I had a doctor appointment this week and am 36 weeks. I wanted to update you all on some bummer news.
Miss Everly is breech! Yes, she still has time to flip but if not we are looking at a c-section. I am not even entertaining the idea of a breech birth and wouldn’t be able to do it anyway since I am considered high risk. After Ace came out not breathing and being stuck for awhile and it took them 4 minutes to revive him there is no way I am risking that happening with Everly.
If I have a c-section I will be disappointed in a way because I know I will have a harder recovery which means a harder time holding my girls.
I feel like poor Ashlyn is going to get the hard end of this. She is my shadow, I hold her all day, she hangs out with me and we sit together and she will sleep on me. I just get really upset thinking about that being difficult after this. I knew she would have to share me with Everly but I imagined being able to hold both of them and when Everly slept or whatever playing with her and holding her. I guess you aren’t supposed to hold anything bigger than your newborn. AHH I just get so upset thinking about it.
It will all work out and it’s definitely something I just had to tell myself will pass and I will forget it but it still bums me out. I just hope that it won’t be as bad as I am thinking with not being able to hold Ashlyn as much. Thankfully she is at an age where she get be propped up on a pillow in front of me and we can talk and play and she loves that but I don’t want her to need me to hold her and I can’t.
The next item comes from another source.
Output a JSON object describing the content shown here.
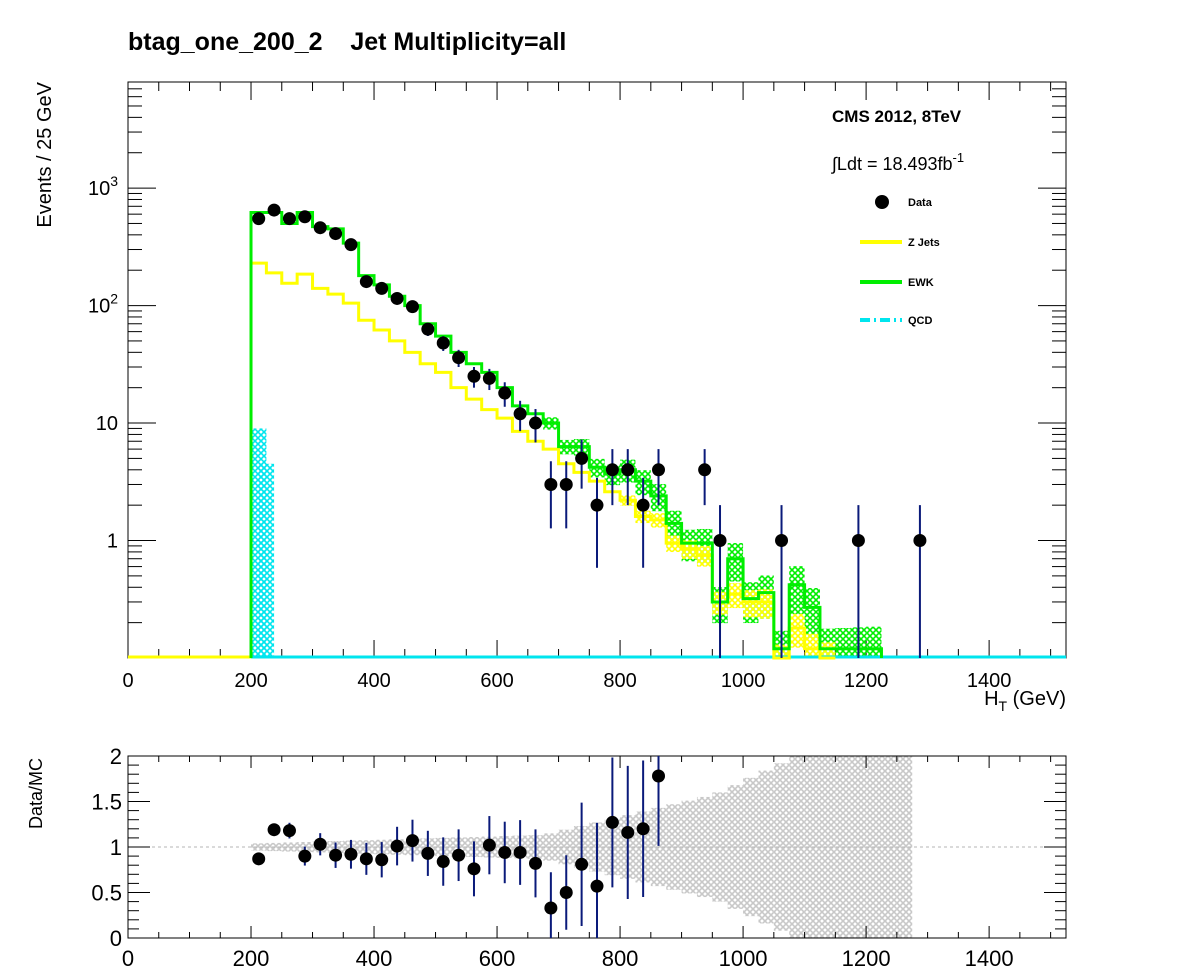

I go next Wednesday to the doctors for an ultrasound to check to see if she has flipped. I am going to try some different things to hopefully get her in the right position but my short torso might work against me. My doctor was super sweet and optimistic and said the fact that she is still moving around a lot means she could flip but of course I had to go and ask what happens if she doesn’t flip. She looked at me and said then it’s a c-section. She knew I really didn’t want that, obviously and they aren’t ones to jump the gun on that one there so I knew she was trying to just be positive and not mention it just yet.
Heres hoping she flips and if not, heres hoping everything with Everly and me goes well! I trust my doctors and have so much faith in them so I just need to try to not stress it. Thankfully I have had some amazing girls give me advice on what to expect and what to do to make it less painful. I am a lucky girl to have so many people who care about us!